I'm not very familiar with this part of the code, so it's very possible 
I don't know what I'm talking about, but there is also 
nft_hash_deactivate which is doing a jhash over the key and will still 
incorrectly hash 2-byte keys.

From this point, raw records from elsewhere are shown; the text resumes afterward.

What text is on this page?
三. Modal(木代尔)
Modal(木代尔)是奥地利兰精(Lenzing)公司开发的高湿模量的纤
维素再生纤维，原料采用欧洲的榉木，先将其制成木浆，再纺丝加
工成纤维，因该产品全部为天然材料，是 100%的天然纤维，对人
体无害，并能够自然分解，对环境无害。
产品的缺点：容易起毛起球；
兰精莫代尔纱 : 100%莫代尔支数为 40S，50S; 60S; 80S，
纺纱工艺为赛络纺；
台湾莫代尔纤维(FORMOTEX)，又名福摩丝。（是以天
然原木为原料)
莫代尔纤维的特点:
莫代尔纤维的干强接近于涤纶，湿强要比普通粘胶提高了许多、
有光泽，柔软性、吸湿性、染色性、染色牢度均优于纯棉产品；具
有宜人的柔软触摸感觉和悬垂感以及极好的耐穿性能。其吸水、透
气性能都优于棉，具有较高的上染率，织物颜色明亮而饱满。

I don't know if it's relevant for 
fixed-size hashes, so I just wanted to make sure it's not an oversight 
and that it doesn't need to be changed as well.

Thanks for fixing this,
Anatole

Re: [PATCH nf-next] netfilter: nft_set_hash: fix fast_ops for 2-len keys

[Florian Westphal]

Anatole Denis <natolumin@gmail.com> wrote:
> I'm not very familiar with this part of the code, so it's very possible I
> don't know what I'm talking about, but there is also nft_hash_deactivate
> which is doing a jhash over the key and will still incorrectly hash 2-byte
> keys.

Oh right, thanks for pointing this out.  I will send a v2.